I remember inserting this comic in my class paper comparing frequentist and bayesian interpretations of probability during my PhD. Aah, good times.
Missing: any sort of physicist who will tell them both that the forward model says that the sun won’t explode for a few billion years, and so far that model hasn’t been wrong.
Missing: David Hume
Minor correction: in a few billion years our sun will expand into its red giant death phase.
Also: our star can’t go nova by our understanding of astrophysics. If it actually can, then we might need to throw out a lot of astrophysics, including predictions on when our star will expand.
Also also: the odds of the dice giving double 6s is MUCH higher than our sun going nova at any point in time even if it could go nova and was overdue.
That last part is what the Bayesian scientist is wagering on, it’s not missing, as op suggested
Ah, gotcha. I tried learning Bayesian probability once and failed utterly. One of the only classes I just barely passed (stat was the other). My brain just barely computes it.
The intuition is exactly your argument:
When the machine says yes it’s either because
(1) the sun went nova (vanishingly small chance) and machine rolled truth (prob 35/36) – the joint probability of this (the product) is near zero
OR
(2) sun didn’t go nova (prob of basically one) and machine rolled lie (prob 1/36) – joint prob near 1/36
Think of joint probability as the total likelihood. It is much more likely we are in scenario 2 because the total likelihood of that event (just under 1/36) is astronomically higher than the alternative (near zero)
I’m skipping stuff but hopefully my words make clear what they math doesn’t always
I think our sun can go nova.

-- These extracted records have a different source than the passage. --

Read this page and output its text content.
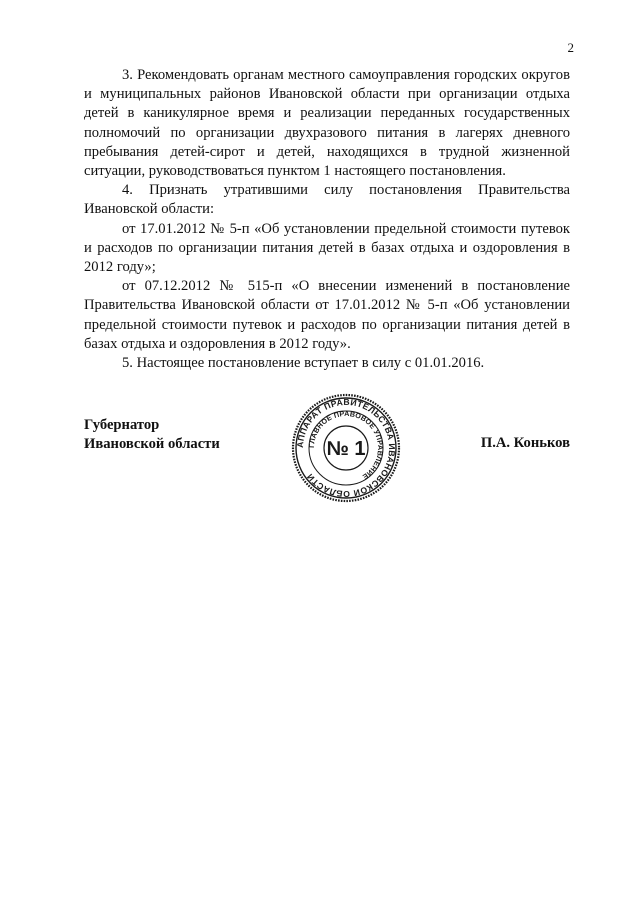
2

3. Рекомендовать органам местного самоуправления городских округов и муниципальных районов Ивановской области при организации отдыха детей в каникулярное время и реализации переданных государственных полномочий по организации двухразового питания в лагерях дневного пребывания детей-сирот и детей, находящихся в трудной жизненной ситуации, руководствоваться пунктом 1 настоящего постановления.

4. Признать утратившими силу постановления Правительства Ивановской области:

от 17.01.2012 № 5-п «Об установлении предельной стоимости путевок и расходов по организации питания детей в базах отдыха и оздоровления в 2012 году»;

от 07.12.2012 № 515-п «О внесении изменений в постановление Правительства Ивановской области от 17.01.2012 № 5-п «Об установлении предельной стоимости путевок и расходов по организации питания детей в базах отдыха и оздоровления в 2012 году».

5. Настоящее постановление вступает в силу с 01.01.2016.

Губернатор
Ивановской области	АППАРАТ ПРАВИТЕЛЬСТВА ИВАНОВСКОЙ ОБЛАСТИ
ГЛАВНОЕ ПРАВОВОЕ УПРАВЛЕНИЕ
№ 1	П.А. Коньков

What it can’t do is supernova based on the Chandrashekhar limit
That is not missing, it’s the entire fucking point of the cartoon.
I don’t like this comic because the frequentist statistician is operating with an effective n=1. You’d ask the detector 1000 more times, and use those results to get your answer.
Take it as a commentary on publication bias.
sample size of 1 is usually fine. source: i surveyed 1 person
I understand some of these words
Brb, gotta go eat a crayon
There’s various technicalities of how and where Beyesian statistics apply to the world but I really interpreted it as meaning “if the world is ending then it doesn’t matter and if not then I’m up $50”. The Beyesian is just ruthlessly practical.
That is definitely not the joke. The joke is that the frequentist approach gives you a clearly nonsensical conclusion, because the prior probability of the sun exploding is extremely small.
Not only that, but there’s a higher chance of the detector lying than the Sun supernova-ing, so it’s probably a false positive. Yes I did just read some paragraphs from 3–4 Wikipedia articles.